La plupart des médias et réseaux sociaux externalisent leur modération, sous-traitée, confiée à des personnes aux contrat et salaire précaires, soumises à une politique du chiffre implacable. Leurs conditions de travail traumatisantes sont racontées dans le documentaire Les Nettoyeurs du Web et sur France TV

L’arrivée d’Elon Musk chez Twitter a marqué un tournant dans la gestion de la modération sur Internet. Le PDG de Tesla a licencié une partie des développeurs travaillant à la mise en place d’outils de modération et de signalement, et a mis fin aux contrats de milliers de prestataires chargé·es de la modération. 

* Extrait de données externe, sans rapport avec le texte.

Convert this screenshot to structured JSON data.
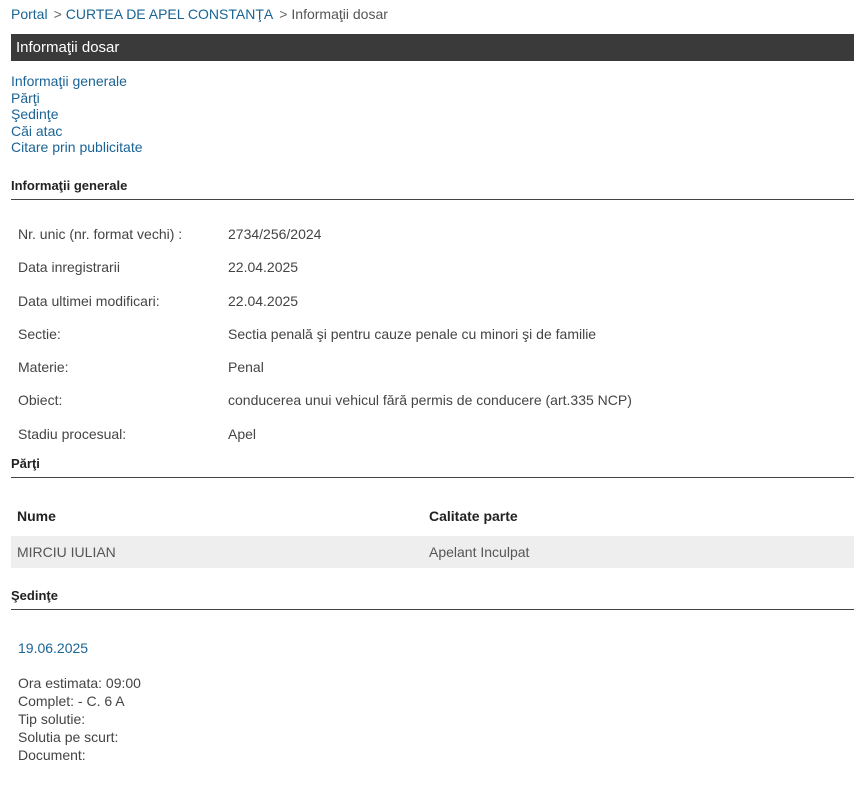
{
  "breadcrumb": {
    "portal": "Portal",
    "court": "CURTEA DE APEL CONSTANŢA",
    "current": "Informaţii dosar",
    "separator": ">"
  },
  "title": "Informaţii dosar",
  "nav": [
    "Informaţii generale",
    "Părţi",
    "Şedinţe",
    "Căi atac",
    "Citare prin publicitate"
  ],
  "general": {
    "heading": "Informaţii generale",
    "rows": [
      {
        "label": "Nr. unic (nr. format vechi) :",
        "value": "2734/256/2024"
      },
      {
        "label": "Data inregistrarii",
        "value": "22.04.2025"
      },
      {
        "label": "Data ultimei modificari:",
        "value": "22.04.2025"
      },
      {
        "label": "Sectie:",
        "value": "Sectia penală şi pentru cauze penale cu minori şi de familie"
      },
      {
        "label": "Materie:",
        "value": "Penal"
      },
      {
        "label": "Obiect:",
        "value": "conducerea unui vehicul fără permis de conducere (art.335 NCP)"
      },
      {
        "label": "Stadiu procesual:",
        "value": "Apel"
      }
    ]
  },
  "parti": {
    "heading": "Părţi",
    "col_name": "Nume",
    "col_role": "Calitate parte",
    "rows": [
      {
        "name": "MIRCIU IULIAN",
        "role": "Apelant Inculpat"
      }
    ]
  },
  "sedinte": {
    "heading": "Şedinţe",
    "date": "19.06.2025",
    "details": [
      "Ora estimata: 09:00",
      "Complet: - C. 6 A",
      "Tip solutie:",
      "Solutia pe scurt:",
      "Document:"
    ]
  }
}
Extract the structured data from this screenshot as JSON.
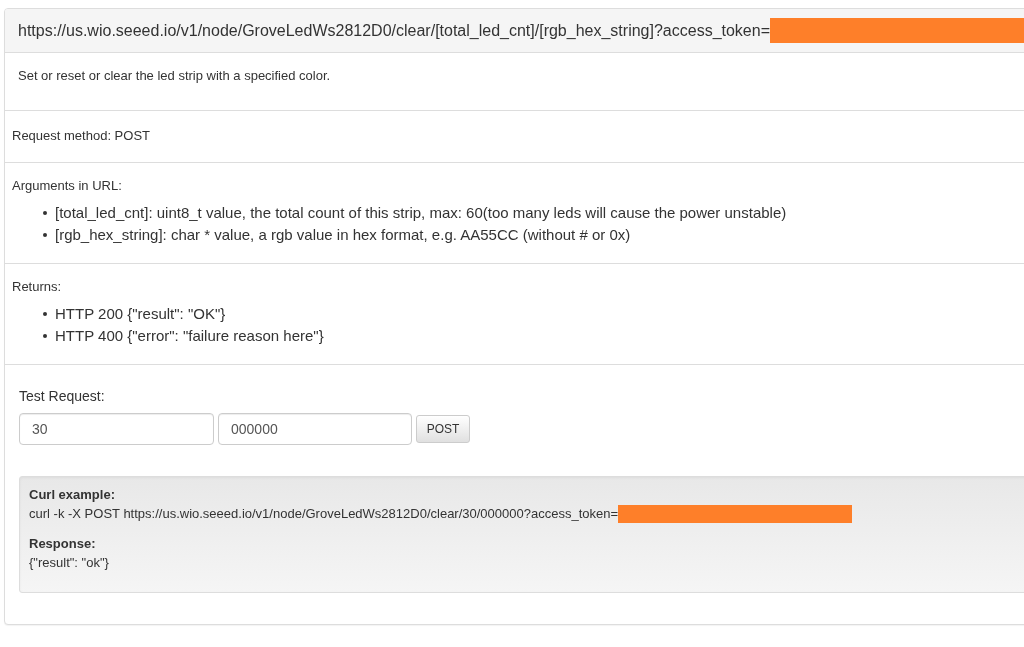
{
  "endpoint": {
    "url": "https://us.wio.seeed.io/v1/node/GroveLedWs2812D0/clear/[total_led_cnt]/[rgb_hex_string]?access_token=",
    "token_redacted": true
  },
  "description": "Set or reset or clear the led strip with a specified color.",
  "request_method": "Request method: POST",
  "arguments": {
    "heading": "Arguments in URL:",
    "items": [
      "[total_led_cnt]: uint8_t value, the total count of this strip, max: 60(too many leds will cause the power unstable)",
      "[rgb_hex_string]: char * value, a rgb value in hex format, e.g. AA55CC (without # or 0x)"
    ]
  },
  "returns": {
    "heading": "Returns:",
    "items": [
      "HTTP 200 {\"result\": \"OK\"}",
      "HTTP 400 {\"error\": \"failure reason here\"}"
    ]
  },
  "test_request": {
    "label": "Test Request:",
    "inputs": [
      {
        "value": "30"
      },
      {
        "value": "000000"
      }
    ],
    "button": "POST"
  },
  "curl_example": {
    "heading": "Curl example:",
    "command": "curl -k -X POST https://us.wio.seeed.io/v1/node/GroveLedWs2812D0/clear/30/000000?access_token=",
    "token_redacted": true,
    "response_heading": "Response:",
    "response": "{\"result\": \"ok\"}"
  }
}
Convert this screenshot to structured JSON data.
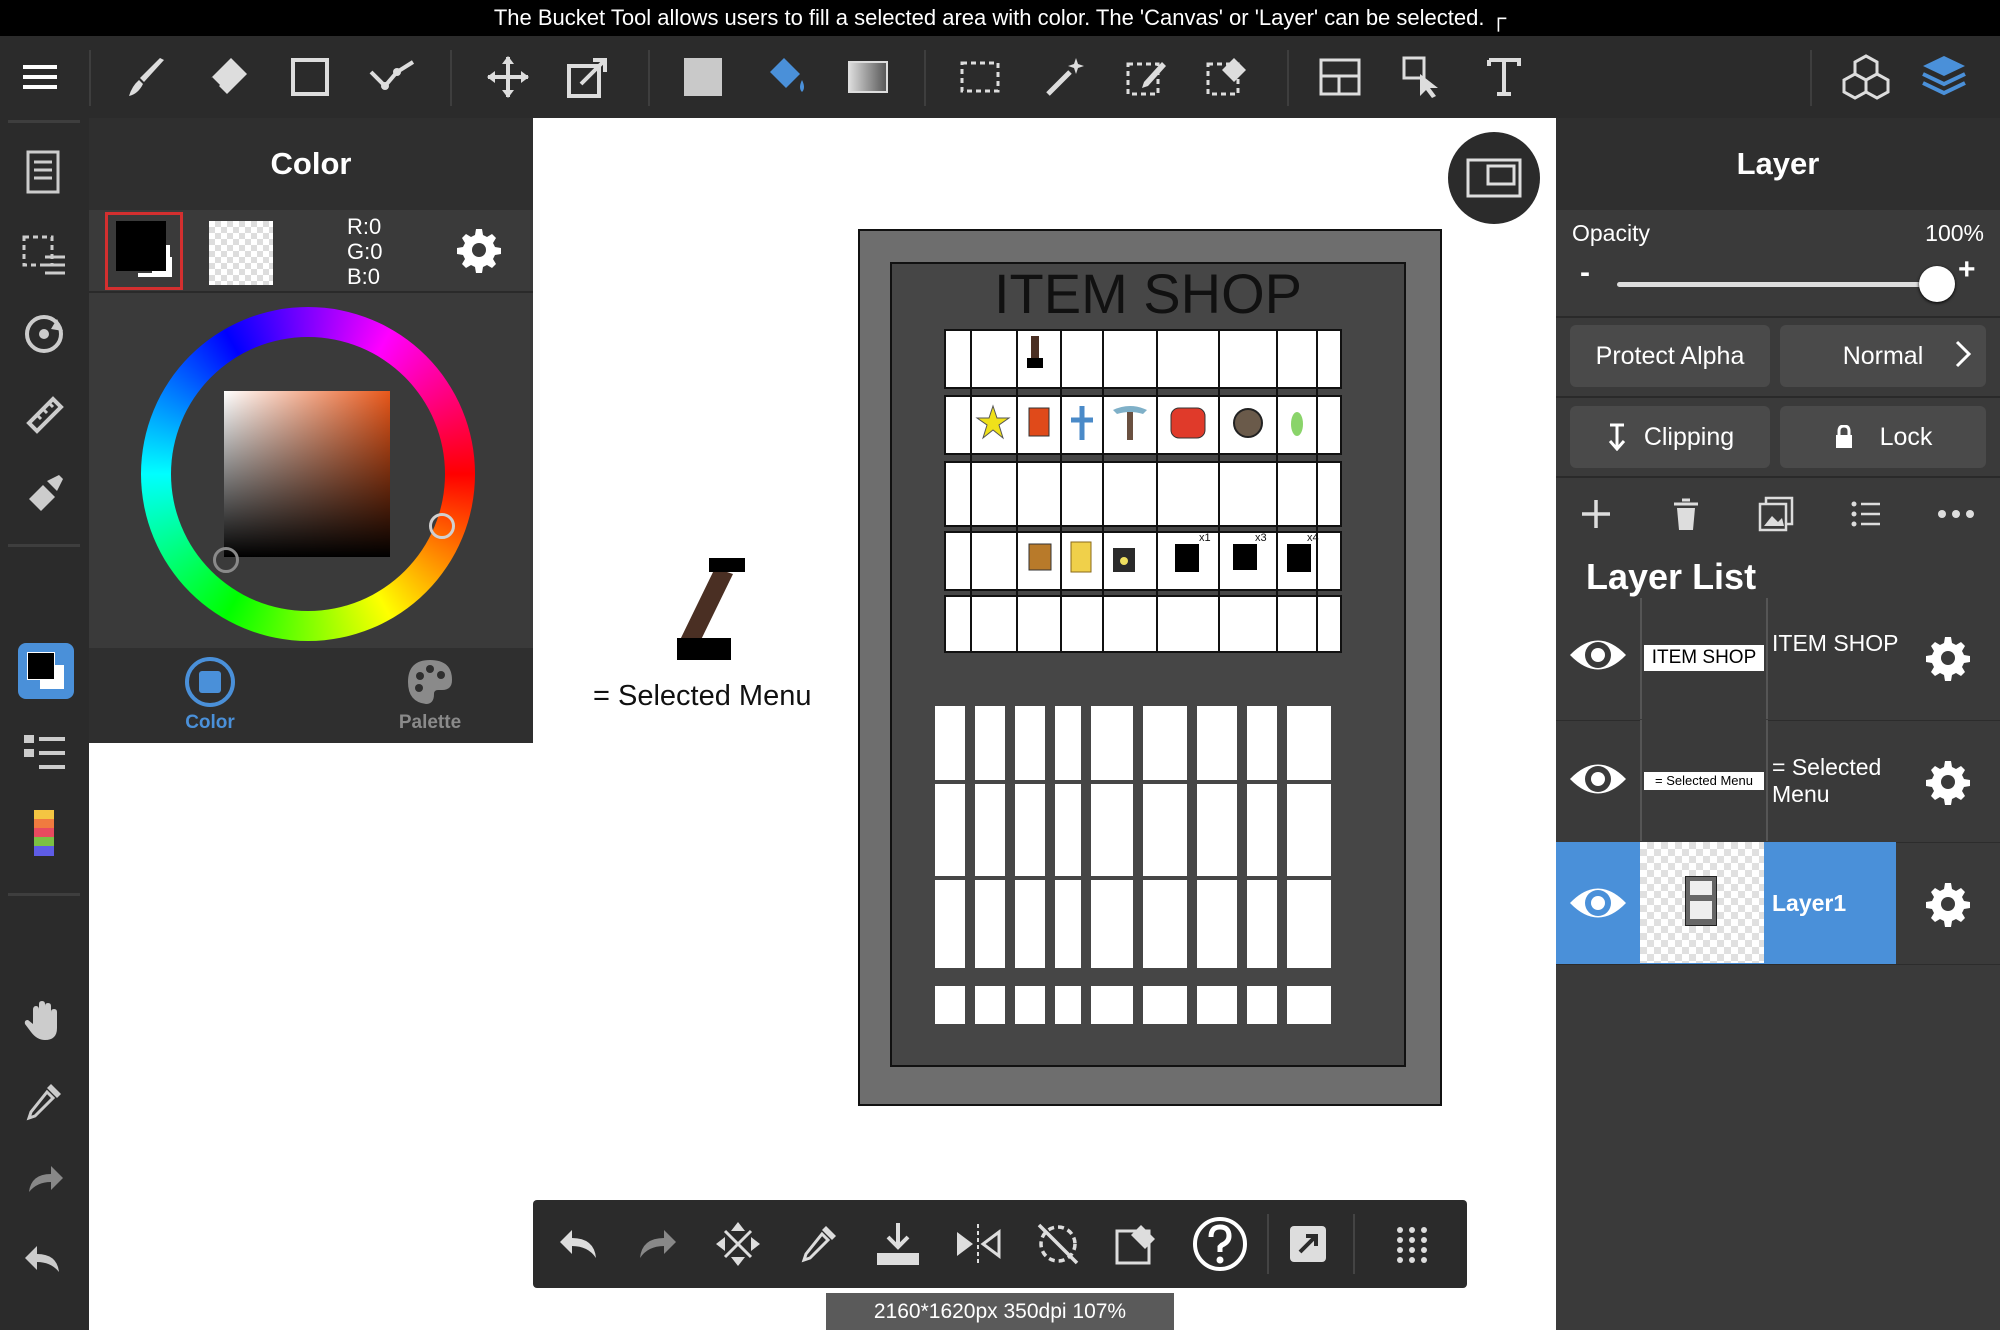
{
  "banner": {
    "text": "The Bucket Tool allows users to fill a selected area with color. The 'Canvas' or 'Layer' can be selected. ┌"
  },
  "color_panel": {
    "title": "Color",
    "rgb": {
      "r": "R:0",
      "g": "G:0",
      "b": "B:0"
    },
    "tabs": [
      {
        "label": "Color",
        "active": true
      },
      {
        "label": "Palette",
        "active": false
      }
    ],
    "colors": {
      "active_tab": "#4a90d9",
      "inactive_tab": "#8a8a8a"
    }
  },
  "canvas": {
    "shop_title": "ITEM SHOP",
    "legend_text": "= Selected Menu",
    "badges": [
      "x1",
      "x3",
      "x4"
    ],
    "frame_button": "frame-icon"
  },
  "layer_panel": {
    "title": "Layer",
    "opacity_label": "Opacity",
    "opacity_value": "100%",
    "opacity_fraction": 1.0,
    "minus": "-",
    "plus": "+",
    "protect_alpha": "Protect Alpha",
    "blend_mode": "Normal",
    "clipping": "Clipping",
    "lock": "Lock",
    "list_title": "Layer List",
    "layers": [
      {
        "name": "ITEM SHOP",
        "thumb_text": "ITEM SHOP",
        "selected": false
      },
      {
        "name": "= Selected Menu",
        "thumb_text": "= Selected Menu",
        "selected": false
      },
      {
        "name": "Layer1",
        "thumb_text": "",
        "selected": true
      }
    ],
    "colors": {
      "selected_row": "#4a90d9",
      "panel": "#3a3a3a"
    }
  },
  "status_bar": {
    "text": "2160*1620px 350dpi 107%"
  }
}
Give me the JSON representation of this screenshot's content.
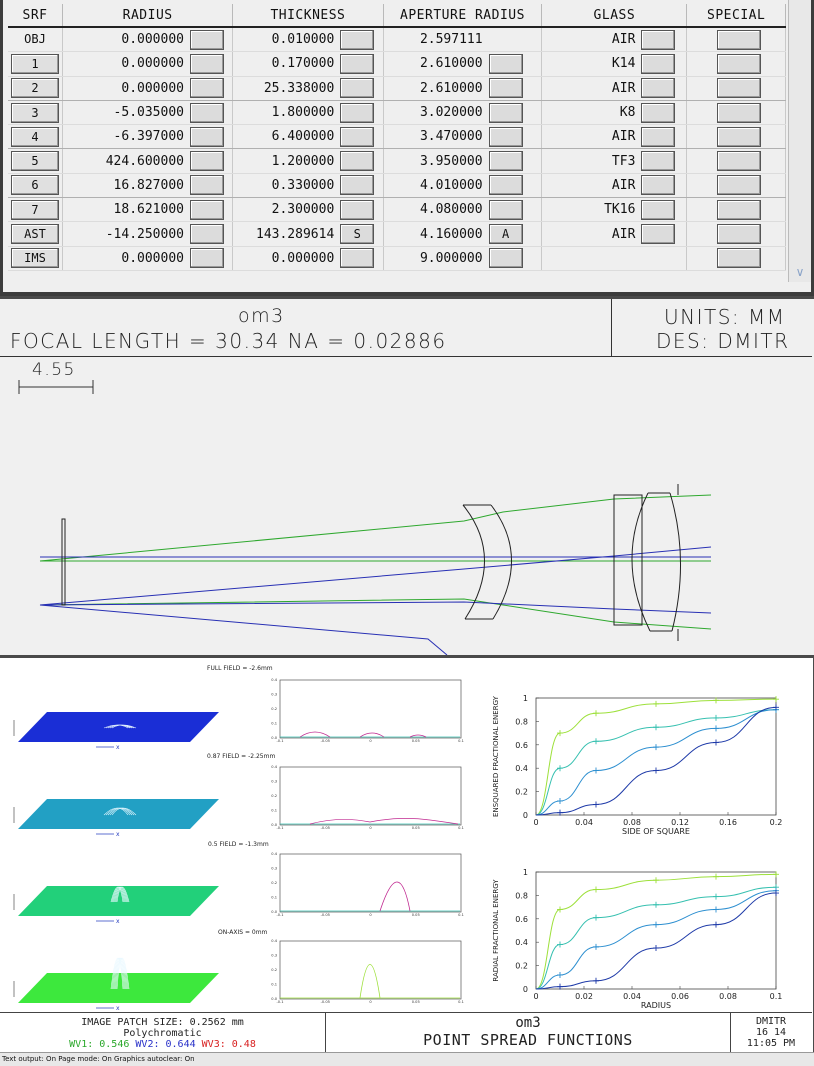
{
  "lens_table": {
    "headers": [
      "SRF",
      "RADIUS",
      "THICKNESS",
      "APERTURE RADIUS",
      "GLASS",
      "SPECIAL"
    ],
    "rows": [
      {
        "srf": "OBJ",
        "radius": "0.000000",
        "thickness": "0.010000",
        "thick_btn": "",
        "aperture": "2.597111",
        "ap_btn": null,
        "glass": "AIR"
      },
      {
        "srf": "1",
        "radius": "0.000000",
        "thickness": "0.170000",
        "thick_btn": "",
        "aperture": "2.610000",
        "ap_btn": "",
        "glass": "K14"
      },
      {
        "srf": "2",
        "radius": "0.000000",
        "thickness": "25.338000",
        "thick_btn": "",
        "aperture": "2.610000",
        "ap_btn": "",
        "glass": "AIR"
      },
      {
        "srf": "3",
        "radius": "-5.035000",
        "thickness": "1.800000",
        "thick_btn": "",
        "aperture": "3.020000",
        "ap_btn": "",
        "glass": "K8"
      },
      {
        "srf": "4",
        "radius": "-6.397000",
        "thickness": "6.400000",
        "thick_btn": "",
        "aperture": "3.470000",
        "ap_btn": "",
        "glass": "AIR"
      },
      {
        "srf": "5",
        "radius": "424.600000",
        "thickness": "1.200000",
        "thick_btn": "",
        "aperture": "3.950000",
        "ap_btn": "",
        "glass": "TF3"
      },
      {
        "srf": "6",
        "radius": "16.827000",
        "thickness": "0.330000",
        "thick_btn": "",
        "aperture": "4.010000",
        "ap_btn": "",
        "glass": "AIR"
      },
      {
        "srf": "7",
        "radius": "18.621000",
        "thickness": "2.300000",
        "thick_btn": "",
        "aperture": "4.080000",
        "ap_btn": "",
        "glass": "TK16"
      },
      {
        "srf": "AST",
        "radius": "-14.250000",
        "thickness": "143.289614",
        "thick_btn": "S",
        "aperture": "4.160000",
        "ap_btn": "A",
        "glass": "AIR"
      },
      {
        "srf": "IMS",
        "radius": "0.000000",
        "thickness": "0.000000",
        "thick_btn": "",
        "aperture": "9.000000",
        "ap_btn": "",
        "glass": null
      }
    ]
  },
  "layout": {
    "title": "om3",
    "focal_line": "FOCAL LENGTH = 30.34   NA = 0.02886",
    "units": "UNITS: MM",
    "designer": "DES: DMITR",
    "scale_label": "4.55"
  },
  "psf": {
    "field_labels": [
      "FULL FIELD = -2.6mm",
      "0.87 FIELD = -2.25mm",
      "0.5 FIELD = -1.3mm",
      "ON-AXIS = 0mm"
    ],
    "mini_yticks": [
      "0.0",
      "0.1",
      "0.2",
      "0.3",
      "0.4"
    ],
    "mini_xticks": [
      "-0.1",
      "-0.05",
      "0",
      "0.05",
      "0.1"
    ],
    "ensquared_ylabel": "ENSQUARED FRACTIONAL ENERGY",
    "ensquared_xlabel": "SIDE OF SQUARE",
    "ensquared_xticks": [
      "0",
      "0.04",
      "0.08",
      "0.12",
      "0.16",
      "0.2"
    ],
    "radial_ylabel": "RADIAL FRACTIONAL ENERGY",
    "radial_xlabel": "RADIUS",
    "radial_xticks": [
      "0",
      "0.02",
      "0.04",
      "0.06",
      "0.08",
      "0.1"
    ],
    "energy_yticks": [
      "0",
      "0.2",
      "0.4",
      "0.6",
      "0.8",
      "1"
    ],
    "patch_size": "IMAGE PATCH SIZE: 0.2562 mm",
    "poly": "Polychromatic",
    "wv1": "WV1: 0.546",
    "wv2": "WV2: 0.644",
    "wv3": "WV3: 0.48",
    "title": "om3",
    "subtitle": "POINT SPREAD FUNCTIONS",
    "designer": "DMITR",
    "date": "16  14",
    "time": "11:05 PM"
  },
  "colors": {
    "ray_green": "#2ea82e",
    "ray_blue": "#2830b4",
    "surface_blue": "#1a2ed6",
    "surface_teal": "#22a0c4",
    "surface_green": "#22d07a",
    "surface_lime": "#3de83d",
    "curve_lime": "#9de03a",
    "curve_teal": "#36c0b0",
    "curve_cyan": "#2d8fd0",
    "curve_navy": "#1e3aa8",
    "magenta": "#c02890"
  },
  "status_bar": "Text output: On Page mode: On  Graphics autoclear: On",
  "ensquared_data": {
    "x": [
      0,
      0.02,
      0.05,
      0.1,
      0.15,
      0.2
    ],
    "series": [
      [
        0,
        0.7,
        0.87,
        0.95,
        0.98,
        0.99
      ],
      [
        0,
        0.4,
        0.63,
        0.75,
        0.83,
        0.9
      ],
      [
        0,
        0.12,
        0.38,
        0.58,
        0.74,
        0.9
      ],
      [
        0,
        0.02,
        0.09,
        0.38,
        0.62,
        0.92
      ]
    ]
  },
  "radial_data": {
    "x": [
      0,
      0.01,
      0.025,
      0.05,
      0.075,
      0.1
    ],
    "series": [
      [
        0,
        0.68,
        0.85,
        0.93,
        0.96,
        0.98
      ],
      [
        0,
        0.38,
        0.61,
        0.72,
        0.79,
        0.87
      ],
      [
        0,
        0.12,
        0.36,
        0.55,
        0.68,
        0.84
      ],
      [
        0,
        0.02,
        0.07,
        0.35,
        0.55,
        0.82
      ]
    ]
  }
}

Le « Tribunal des bannis »

Le moins que l’on puisse dire, c’est que la modération en ligne n’est pas à la fête. Et c’est dans ce contexte que plusieurs vidéastes Twitch ont eu l’idée de médiatiser un « Tribunal des bannis ». Une mise en scène, singeant parfois un tribunal avec robe et marteau, pour réexaminer des bannissements mis en place par leurs modérateurs et modératrices pendant des streams

Un rapide rappel du fonctionnement des streams : pendant ces diffusions vidéo en direct, les spectateurs et spectatrices peuvent participer en écrivant des messages dans un tchat. Des bénévoles modèrent cet espace pour que les échanges respectent les règles mises en place par le streamer. À la libre appréciation des modos, certain·es peuvent se faire suspendre, c’est-à-dire bannir. Cette sanction peut aller de quelques minutes à quelques heures, voire être définitive.  

« Arrêt sur images » a rappelé l’origine de ces pratiques d’appel sur des décisions de modération ici
Le titre d’une de ces vidéos-tribunaux : « Ils nous ont insultés en ligne, on les confronte IRL [« in real life », « dans la vraie vie »] ». Loin d’une démarche de pédagogie ou de repentir comme le titre pourrait le laisser penser, il s’agit surtout de tourner en ridicule des comportements problématiques sélectionnés à l’avance, à grand renfort de bruitages et de plans cocasses, et donc de faire des vues, 7,6 millions de vues en l’occurrence.
Son créateur, Squeezie, est depuis 2022 le streamer français ayant le plus de followers (4,2 millions de personnes). Ses acolytes, Gotaga et Kameto, cumulent à eux deux 5 millions d’abonné·es.  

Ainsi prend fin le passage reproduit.